Yine, personelle ilgili bu sene alınan geçici personel arasında 50 kişi var ki bunlar "Diplomanız yeterli değil." diye geri alınmış. Sayın Genel Müdür, bu insanlar başvurduğunda diplomalar incelenmedi mi? Daha sonra kura çekildikten sonra geri alınıyor? Bu insanlar da mağdur. Bunu ifade etmek istiyorum, hemen soru olarak size yönelteyim.

Şimdi soruları soruyorum ama ben ÇAYKUR'a Tarım Bakanlığı aracılığıyla defalarca sorular sordum; cevap vermiyor. Cevap vermemesi bir tarafa Sayın Genel Müdür sanki siyasetçiymiş gibi, Adalet ve Kalkınma Partisinin oradaki sorumlusuymuş gibi bana siyasi cevaplar veriyor, doğru söylemiyor, yalan söylüyor, algı operasyonu yapıyor. Sayın Genel Müdür, sizin böyle bir göreviniz yok, bizim size sorduğumuz sorulara cevap verin. Ne soruyorum ben size? İşte, bu işçilerin alımıyla ilgili sorular sordum. Daha başka ne sordum? En çok ne tartışıyoruz burada deminden beri? Zararları tartışıyoruz. ÇAYKUR niye zarar ediyor? Şimdi, önemli bir kalem var ortada. Siz sadece bu sene fiyatları açıklamadan önce değil, 2019'da, 2020'de, 2021'de ve bu sene dökme kuru çay satıyorsunuz. Hele hele bu sene tam bir skandal bize göre. Niye? Çaya zam geleceği belli, her şeye zam geliyor. Zaten her sene çay sezonu başlamadan evvel kuru çaya zam gelir, zam gelecek belli. E, siz geçen seneki fiyatla, 20 lira civarında fiyatlarla çay satıyorsunuz. Hadi çay satıyorsun, nasıl satıyorsunuz bu çayları? Yani kime satıyorsunuz? İhale yapmıyor musunuz? Sormuyor musunuz Ankara'dan bir tane inşaat şirketi, demir bilmem ne şirketi geliyor, 3 bin ton çay satın alıyorsun? Bu nasıl bir şey? Kimin bu şirket? Paravan şirket mi bu? Niye sormuyorsunuz? Ben şimdi buradan soruyorum, yazılı sorular size gelmiştir, cevap vermediniz ama buradan tekrar soruyorum: Niye bu sorulara cevap vermiyorsunuz da siyasi cevaplar veriyorsunuz? Ne algı operasyonu yapıyorum ben? Ben çay üreticisiyim değerli arkadaşlarım. Senede 30 ton çay veriyorum. Çayda doğdum, çayda büyüdüm, her şeyiyle çay. "Rize milletvekili değilsin falan." diyor Osman Aşkın Bak, burada değil. Rizeliyim ama ve çay üreticisiyim ve milletvekiliyim ve çay ve çaycının derdini anlatıyorum, hiçbirine cevap vermiyorsun. "Algı operasyonu yapıyorsun." diyor. Ne algı operasyonu yapıyorum? Ne demek? Niye algı operasyonu yapayım? Ben kişisel olarak sizi tanımam, etmem, bilmem yani hiçbir derdim de yok sizde. Ben milletin derdini anlatıyorum.
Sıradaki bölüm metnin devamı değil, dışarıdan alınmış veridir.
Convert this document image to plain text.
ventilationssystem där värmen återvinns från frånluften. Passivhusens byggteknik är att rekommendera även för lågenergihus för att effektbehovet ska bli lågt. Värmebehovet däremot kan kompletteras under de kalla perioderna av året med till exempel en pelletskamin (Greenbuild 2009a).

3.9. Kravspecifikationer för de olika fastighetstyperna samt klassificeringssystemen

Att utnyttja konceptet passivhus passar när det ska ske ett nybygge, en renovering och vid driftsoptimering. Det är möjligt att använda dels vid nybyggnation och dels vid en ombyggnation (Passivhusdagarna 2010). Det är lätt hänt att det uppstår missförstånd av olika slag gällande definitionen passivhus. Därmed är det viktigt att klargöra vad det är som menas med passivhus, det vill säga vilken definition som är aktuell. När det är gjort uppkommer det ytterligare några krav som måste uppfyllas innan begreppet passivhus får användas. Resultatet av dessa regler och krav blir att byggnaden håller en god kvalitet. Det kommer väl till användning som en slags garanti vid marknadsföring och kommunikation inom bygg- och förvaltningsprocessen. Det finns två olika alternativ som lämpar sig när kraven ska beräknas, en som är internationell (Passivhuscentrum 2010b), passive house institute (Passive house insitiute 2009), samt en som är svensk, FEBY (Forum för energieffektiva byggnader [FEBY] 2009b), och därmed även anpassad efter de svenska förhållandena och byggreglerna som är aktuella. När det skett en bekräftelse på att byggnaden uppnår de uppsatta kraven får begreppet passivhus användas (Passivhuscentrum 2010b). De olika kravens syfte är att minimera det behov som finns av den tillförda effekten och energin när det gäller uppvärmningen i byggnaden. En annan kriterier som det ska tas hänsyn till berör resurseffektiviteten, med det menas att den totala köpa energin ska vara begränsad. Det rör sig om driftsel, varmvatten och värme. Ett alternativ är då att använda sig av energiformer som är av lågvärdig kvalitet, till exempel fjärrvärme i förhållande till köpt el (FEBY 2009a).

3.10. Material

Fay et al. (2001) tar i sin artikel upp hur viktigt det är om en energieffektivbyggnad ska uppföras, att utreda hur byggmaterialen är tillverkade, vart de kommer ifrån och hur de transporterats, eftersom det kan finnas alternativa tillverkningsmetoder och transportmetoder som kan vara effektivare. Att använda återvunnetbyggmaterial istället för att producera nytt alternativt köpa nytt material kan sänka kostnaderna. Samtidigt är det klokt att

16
Soruyorum şimdi burada, bu sene ne kadar çay sattın, hangi yöntem... İhale ettin mi? Bu ihaleler nerede yayınlandı? Niye o fiyata sattın ve ne kadar zarar ettin? Eğer satmasaydın bu çayı bugünkü fiyata piyasaya verseydin ne kadar? Bana göre 400 milyon TL civarında bir para gitti. "ÇAYKUR zarar ediyor." Tabii ÇAYKUR zarar edecek çünkü ÇAYKUR yönetilmiyor, yönetilemiyor değerli arkadaşlarım yıllardan beri.

Bakın, çayın önemli problemleri var. Çayın önemiyle ilgili fazla bir şey söylemeyeceğim. Her şeyi biliyor, stratejik bir bitki olduğu, herkesin sudan sonra en çok içtiği içeceğin çay olduğunu biliyor yani. Bunu tartışmaya falan gerek yok. Çaysız bir hayatı buradaki kimsenin düşünemeyeceğini biliyoruz. Böyle önemli bir ürün o bölgede yetişiyor ve sürekli şekilde zarar ediyor. Kim zarar ediyor? ÇAYKUR zarar ediyor. Ama öbür taraftan, sürekli özel sektörde görev yapan, daha da kaliteli ÇAYKUR'un çayı kadar da kaliteli çay üretemiyorlar ama onlar sürekli olarak kâr ediyorlar. Niye kâr ediyorlar? Çünkü ÇAYKUR onlara çalışıyor değerli arkadaşlar. Aslında ÇAYKUR bir KİT'tir ama sıradan bir KİT değildir; ÇAYKUR bir sosyal devlet aracıdır aynı zamanda.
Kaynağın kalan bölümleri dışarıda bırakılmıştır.